The prospect of an airline career could see Luke Ross make his exit from A Country Practice – but actor Matt Day is not giving anything away. “You will have to wait and see,” he teases. “Who knows what the future holds?” Ross departs Wandin Valley in episodes to air this week as the season finale but his struggles in adapting to city life and the rigorous airline training will feature in episodes to go to air in the new year.
John Laws says…
”SBS’ recent orgy of self-congratulation for having survived – and prospered – for ten years in the TV jungle was, for the most part, well deserved. For a network that really didn’t have a clue what it was supposed to be doing when it began broadcasting in late 1980, it has commendably earned the label of “true survivor” in the torrid years since. Importantly, too, it manages to provide a mostly excellent service even though restricted by what can only be described as a tight budget. It is positively Scrooge-like in its costings when compared to ABC and other TV stations. SBS has also led the way in freeing up the screening of sexual activity on television. Was it through coincidence, or design, that on the very night the station screened an hour-long 10th anniversary tribute to itself that it also screened, for the second time, the English movie Sammy And Rosie Get Laid, one of the most sexually explicit to have shown on Australian TV? But if there is one things SBS does lack it’s a sense of humour. If it had one or two top-flight comedy programs it would round off its service admirably.”
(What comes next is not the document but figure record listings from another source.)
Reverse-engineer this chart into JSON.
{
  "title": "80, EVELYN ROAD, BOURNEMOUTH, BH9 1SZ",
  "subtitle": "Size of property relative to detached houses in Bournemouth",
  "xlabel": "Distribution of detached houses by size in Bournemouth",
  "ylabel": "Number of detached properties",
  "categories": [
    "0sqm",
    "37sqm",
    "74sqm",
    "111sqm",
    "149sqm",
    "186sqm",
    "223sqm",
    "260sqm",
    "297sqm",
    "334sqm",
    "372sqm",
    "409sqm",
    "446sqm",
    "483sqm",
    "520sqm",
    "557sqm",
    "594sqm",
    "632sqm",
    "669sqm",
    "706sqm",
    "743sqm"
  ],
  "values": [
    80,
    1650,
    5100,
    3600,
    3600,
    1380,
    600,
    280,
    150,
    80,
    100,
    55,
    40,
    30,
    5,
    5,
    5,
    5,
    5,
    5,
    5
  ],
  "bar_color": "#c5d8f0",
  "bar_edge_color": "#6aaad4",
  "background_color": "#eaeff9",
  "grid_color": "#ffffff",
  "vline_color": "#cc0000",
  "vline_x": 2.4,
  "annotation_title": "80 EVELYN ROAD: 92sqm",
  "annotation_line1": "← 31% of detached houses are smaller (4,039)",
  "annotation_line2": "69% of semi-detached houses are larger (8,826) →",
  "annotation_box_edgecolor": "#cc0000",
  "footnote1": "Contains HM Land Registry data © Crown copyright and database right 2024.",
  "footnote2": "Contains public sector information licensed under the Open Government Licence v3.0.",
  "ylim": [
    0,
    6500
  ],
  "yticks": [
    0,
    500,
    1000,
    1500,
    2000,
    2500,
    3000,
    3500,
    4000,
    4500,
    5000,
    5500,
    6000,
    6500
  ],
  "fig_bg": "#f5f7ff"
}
Program Highlights (November 10-16):
Saturday: ATV10’s coverage of the Melbourne Cup Carnival concludes with five hours of the Honda Stakes Day, live from Flemington Racecourse. GTV9’s afternoon of sport includes the Nissan Sydney 500 Touring Car Race, while ABC presents American basketball, English soccer and American NFL.
Sunday: The final week of ratings for 1990 will see many programs wind up this week – starting with ATV10’s This Land Australia and The Comedy Company and GTV9’s 60 Minutes. Sunday night movies are Moonstruck (HSV7), Caddyshack II (GTV9) and Heartburn (ATV10).
Monday: Sale Of The Century (GTV9) finishes up its 1990 season with the week-long Sports Celebrity Challenge, featuring stars of cricket, athletics, swimming and motor racing. ABC’s Media Watch and Four Corners present their final editions for 1990, and ATV10’s comedy series Let The Blood Run Free (pictured) also finishes up for the year. GTV9’s failed soap opera Family And Friends makes a late-night return, playing out the remaining episodes that were not shown following its abrupt cancellation earlier this year.
Tuesday: A Country Practice, Beyond 2000, GP, The Investigators, The Big Gig and Candid Camera On Australia all present their final episodes for 1990.
Wednesday: ABC presents a 75-minute special, Bradman, featuring the cricket legend’s first television interview to respected cricket writer Jack Egan. The special is followed by the final 1990 edition of forum-based discussion program Couchman.
Thursday: More TV finales with The Home Show (ABC), Graham Kennedy’s Funniest Home Video Show (GTV9), E Street (ATV10) and Lateline (ABC) presenting their last episodes for 1990. GTV9’s children’s mini-series The Girl From Tomorrow also comes to a conclusion.
Friday: Midday With Ray Martin (GTV9) presents its 1990 finale with a special two-hour episode. Also winding up tonight is Tonight Live With Steve Vizard (HSV7), Burke’s Backyard (GTV9), Sale Of The Century (GTV9), Countrywide (ABC) and Neighbours (ATV10).